International Conference on Formal Concept Analysis 

About: International Conference on Formal Concept Analysis is an academic conference. The conference publishes majorly in the area(s): Formal concept analysis & Lattice Miner. Over the lifetime, 361 publications have been published by the conference receiving 7523 citations.

Restructuring lattice theory: an approach based on hierarchies of concepts

Abstract: Lattice theory today reflects the general Status of current mathematics: there is a rich production of theoretical concepts, results, and developments, many of which are reached by elaborate mental gymnastics; on the other hand, the connections of the theory to its surroundings are getting weaker and weaker, with the result that the theory and even many of its parts become more isolated. Restructuring lattice theory is an attempt to reinvigorate connections with our general culture by interpreting the theory as concretely as possible, and in this way to promote better communication between lattice theorists and potential users of lattice theory.

Two basic algorithms in concept analysis

Abstract: We describe two algorithms for closure systems. The purpose of the first is to produce all closed sets of a given closure operator. The second constructs a minimal family of implications for the ”logic” of a closure system. These algorithms then are applied to problems in concept analysis: Determining all concepts of a given context and describing the dependencies between attributes. The problem of finding all concepts is equivalent, e.g., to finding all maximal complete bipartite subgraphs of a bipartite graph.

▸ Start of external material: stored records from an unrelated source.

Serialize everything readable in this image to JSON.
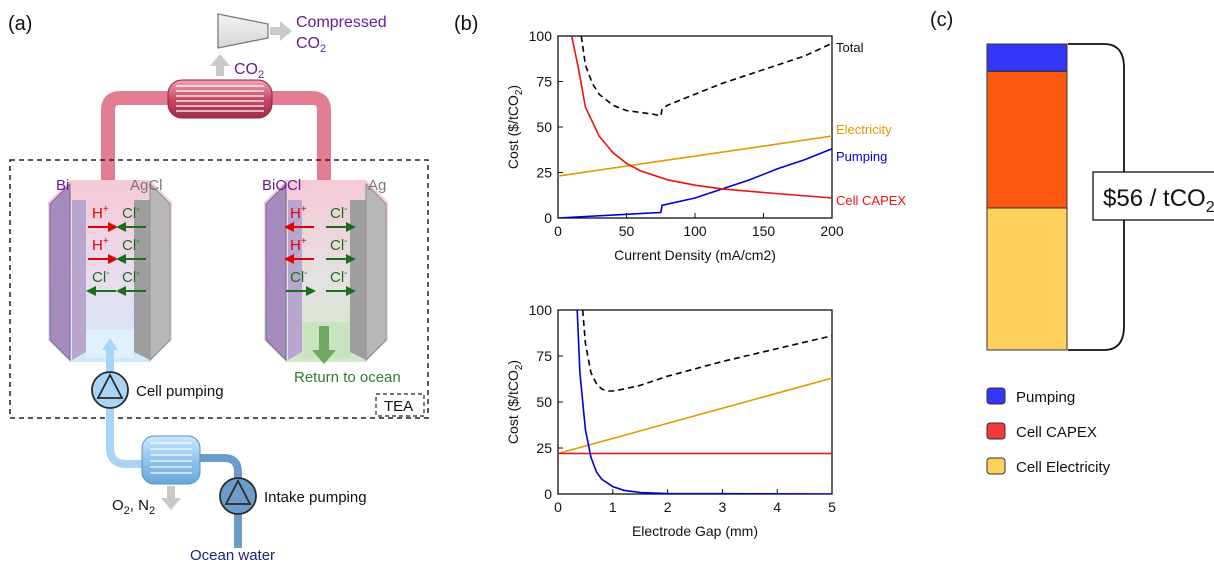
{
  "panel_labels": {
    "a": "(a)",
    "b": "(b)",
    "c": "(c)"
  },
  "diagram": {
    "compressed_co2_line1": "Compressed",
    "compressed_co2_line2": "CO",
    "co2_label": "CO",
    "left_cell": {
      "anode": "Bi",
      "cathode": "AgCl",
      "ions": [
        {
          "text": "H",
          "sup": "+",
          "dir": "right",
          "color": "red"
        },
        {
          "text": "Cl",
          "sup": "-",
          "dir": "left",
          "color": "green"
        },
        {
          "text": "H",
          "sup": "+",
          "dir": "right",
          "color": "red"
        },
        {
          "text": "Cl",
          "sup": "-",
          "dir": "left",
          "color": "green"
        },
        {
          "text": "Cl",
          "sup": "-",
          "dir": "left",
          "color": "green"
        },
        {
          "text": "Cl",
          "sup": "-",
          "dir": "left",
          "color": "green"
        }
      ]
    },
    "right_cell": {
      "anode": "BiOCl",
      "cathode": "Ag",
      "ions": [
        {
          "text": "H",
          "sup": "+",
          "dir": "left",
          "color": "red"
        },
        {
          "text": "Cl",
          "sup": "-",
          "dir": "right",
          "color": "green"
        },
        {
          "text": "H",
          "sup": "+",
          "dir": "left",
          "color": "red"
        },
        {
          "text": "Cl",
          "sup": "-",
          "dir": "right",
          "color": "green"
        },
        {
          "text": "Cl",
          "sup": "-",
          "dir": "right",
          "color": "green"
        },
        {
          "text": "Cl",
          "sup": "-",
          "dir": "right",
          "color": "green"
        }
      ]
    },
    "return_to_ocean": "Return to ocean",
    "cell_pumping": "Cell pumping",
    "tea_label": "TEA",
    "o2_n2": "O",
    "intake_pumping": "Intake pumping",
    "ocean_water": "Ocean water",
    "colors": {
      "purple_text": "#6a1b9a",
      "green_text": "#2e7d32",
      "red_ion": "#e00000",
      "green_ion": "#1b6e1b"
    }
  },
  "chart_data": [
    {
      "type": "line",
      "xlabel": "Current Density (mA/cm2)",
      "ylabel": "Cost ($/tCO2)",
      "xlim": [
        0,
        200
      ],
      "ylim": [
        0,
        100
      ],
      "xticks": [
        0,
        50,
        100,
        150,
        200
      ],
      "yticks": [
        0,
        25,
        50,
        75,
        100
      ],
      "series": [
        {
          "name": "Total",
          "color": "#000000",
          "dashed": true,
          "x": [
            17,
            20,
            25,
            30,
            40,
            50,
            60,
            70,
            75,
            76,
            80,
            100,
            120,
            140,
            160,
            180,
            200
          ],
          "y": [
            100,
            84,
            74,
            68,
            62,
            59,
            58,
            57,
            56,
            60,
            62,
            68,
            74,
            79,
            84,
            89,
            96
          ]
        },
        {
          "name": "Electricity",
          "color": "#e09a00",
          "dashed": false,
          "x": [
            0,
            200
          ],
          "y": [
            23,
            45
          ]
        },
        {
          "name": "Pumping",
          "color": "#0000dd",
          "dashed": false,
          "x": [
            0,
            20,
            40,
            60,
            75,
            76,
            100,
            120,
            140,
            160,
            180,
            200
          ],
          "y": [
            0,
            0.8,
            1.6,
            2.4,
            3,
            7,
            11,
            16,
            21,
            27,
            32,
            38
          ]
        },
        {
          "name": "Cell CAPEX",
          "color": "#ee1111",
          "dashed": false,
          "x": [
            10,
            15,
            20,
            30,
            40,
            50,
            60,
            80,
            100,
            120,
            150,
            200
          ],
          "y": [
            100,
            82,
            61,
            45,
            36,
            30,
            26,
            21,
            18,
            16,
            14,
            11
          ]
        }
      ]
    },
    {
      "type": "line",
      "xlabel": "Electrode Gap (mm)",
      "ylabel": "Cost ($/tCO2)",
      "xlim": [
        0,
        5
      ],
      "ylim": [
        0,
        100
      ],
      "xticks": [
        0,
        1,
        2,
        3,
        4,
        5
      ],
      "yticks": [
        0,
        25,
        50,
        75,
        100
      ],
      "series": [
        {
          "name": "",
          "color": "#000000",
          "dashed": true,
          "x": [
            0.45,
            0.5,
            0.6,
            0.7,
            0.8,
            0.9,
            1.0,
            1.2,
            1.5,
            2,
            3,
            4,
            5
          ],
          "y": [
            100,
            82,
            66,
            60,
            57,
            56,
            56,
            57,
            59,
            64,
            72,
            79,
            86
          ]
        },
        {
          "name": "",
          "color": "#e09a00",
          "dashed": false,
          "x": [
            0,
            5
          ],
          "y": [
            22,
            63
          ]
        },
        {
          "name": "",
          "color": "#ee1111",
          "dashed": false,
          "x": [
            0,
            5
          ],
          "y": [
            22,
            22
          ]
        },
        {
          "name": "",
          "color": "#0000dd",
          "dashed": false,
          "x": [
            0.35,
            0.4,
            0.5,
            0.6,
            0.7,
            0.8,
            1.0,
            1.2,
            1.5,
            2,
            5
          ],
          "y": [
            100,
            66,
            35,
            20,
            12,
            8,
            4,
            2,
            0.8,
            0.2,
            0
          ]
        }
      ]
    },
    {
      "type": "bar",
      "stacked": true,
      "categories": [
        ""
      ],
      "series": [
        {
          "name": "Cell Electricity",
          "color": "#ffd15c",
          "values": [
            26
          ]
        },
        {
          "name": "Cell CAPEX",
          "color": "#fd5a10",
          "values": [
            25
          ]
        },
        {
          "name": "Pumping",
          "color": "#3437f6",
          "values": [
            5
          ]
        }
      ],
      "total_label": "$56 / tCO",
      "ylim": [
        0,
        56
      ]
    }
  ],
  "legend_c": [
    {
      "label": "Pumping",
      "color": "#3437f6"
    },
    {
      "label": "Cell CAPEX",
      "color": "#ef3a3a"
    },
    {
      "label": "Cell Electricity",
      "color": "#ffd15c"
    }
  ]
}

Formal Concept Analysis for Knowledge Discovery and Data Mining: The New Challenges

Abstract: Data mining (DM) is the extraction of regularities from raw data, which are further transformed within the wider process of knowledge discovery in databases (KDD) into non-trivial facts intended to support decision making. Formal concept analysis (FCA) offers an appropriate framework for KDD, whereby our focus here is on its potential for DM support. A variety of mining methods powered by FCA have been published and the figures grow steadily, especially in the association rule mining (ARM) field. However, an analysis of current ARM practices suggests the impact of FCA has not reached its limits, i.e., appropriate FCA-based techniques could successfully apply in a larger set of situations. As a first step in the projected FCA expansion, we discuss the existing ARM methods, provide a set of guidelines for the design of novel ones, and list some open algorithmic issues on the FCA side. As an illustration, we propose two on-line methods computing the minimal generators of a closure system.

The assessment of knowledge, in theory and in practice

Abstract: Adaptations from a book and many scholarly articles are presented. It reviews the main ideas of a novel theory for the assessment of a student's knowledge in a topic and gives details on a practical implementation in the form of a software system available on the Internet. The basic concept of the theory is the 'knowledge state,' which is the complete set of problems that an individual is capable of solving in a particular topic, such as elementary algebra. The task of the assessor consists in uncovering the particular state of the student being assessed. Even though the number of knowledge states for a topic may exceed several hundred thousand, these large numbers are well within the capacity of current home or school computers. The result of an assessment consists in two short lists of problems, which may be labelled: 'what the student can do' and 'what the student is ready to learn'. In the most important applications of the theory, these two lists specify the exact knowledge state of the individual being assessed.

AddIntent: A New Incremental Algorithm for Constructing Concept Lattices

Abstract: An incremental concept lattice construction algorithm, called AddIntent, is proposed. In experimental comparison, AddIntent outperformed a selection of other published algorithms for most types of contexts and was close to the most efficient algorithm in other cases. The current best estimate for the algorithm’s upper bound complexity to construct a concept lattice L whose context has a set of objects G, each of which possesses at most max(|g′|) attributes, is O(|L||G|2 max(|g′|)).